The first elephant weight-loss program began about nine years ago at San Diego Zoo and Wild Animal Park. Jeff Andrews, associate curator for mammals, realized how much thinner elephants appeared in the wild.
Before the weight-loss program, keepers would place food in front of the animals and offer them high-calorie snacks, such as fruit. And the animals got little or no exercise.
Andrews aimed to improve the elephants' health by reducing the amounts they are fed and replacing higher-calorie food with low-cal choices. Elephants also were trained to exercise and allowed to wander their enclosures at night instead of being placed in individual stalls.
It worked. Five elephants lost between 1,500 and 2,000 pounds each and a sixth male dropped 3,500 pounds - about 23 percent of his body weight - Andrews said.

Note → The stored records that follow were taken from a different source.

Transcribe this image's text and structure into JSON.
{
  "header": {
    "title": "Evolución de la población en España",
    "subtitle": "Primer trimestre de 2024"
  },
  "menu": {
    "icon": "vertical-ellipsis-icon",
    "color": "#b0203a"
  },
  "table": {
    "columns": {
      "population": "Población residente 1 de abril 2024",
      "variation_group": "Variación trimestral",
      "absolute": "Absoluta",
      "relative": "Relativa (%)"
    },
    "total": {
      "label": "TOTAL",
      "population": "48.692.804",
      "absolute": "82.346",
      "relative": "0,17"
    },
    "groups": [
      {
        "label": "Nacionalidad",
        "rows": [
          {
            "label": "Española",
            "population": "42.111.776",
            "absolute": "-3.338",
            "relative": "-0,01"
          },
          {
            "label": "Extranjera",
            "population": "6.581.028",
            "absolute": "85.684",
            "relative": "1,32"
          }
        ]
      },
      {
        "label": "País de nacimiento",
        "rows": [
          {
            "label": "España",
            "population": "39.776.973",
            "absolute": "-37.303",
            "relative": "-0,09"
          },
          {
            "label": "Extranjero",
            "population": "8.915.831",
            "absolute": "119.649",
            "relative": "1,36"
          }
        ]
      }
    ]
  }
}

In Frezno, Shaunzi's muscles seemed to be stiffer when she carried more weight, but "they are moving a lot better now," Mountan said. "Their muscles are in better shape."
The elephants also are evaluated on the way parts of their bodies appear as weight is lost. In a rear view of the elephants, Mountan notes how their backbones have become more evident in recent months. He said the backbone must become a bit more pronounced, which means losing a few hundred more pounds.
When the elephants reach their weight goal, the amount of food they get will be adjusted to meet their new, lower-calorie demands.
"The less extra weight older people carry around, the healthier they usually are, and that goes for elephants, too," he said.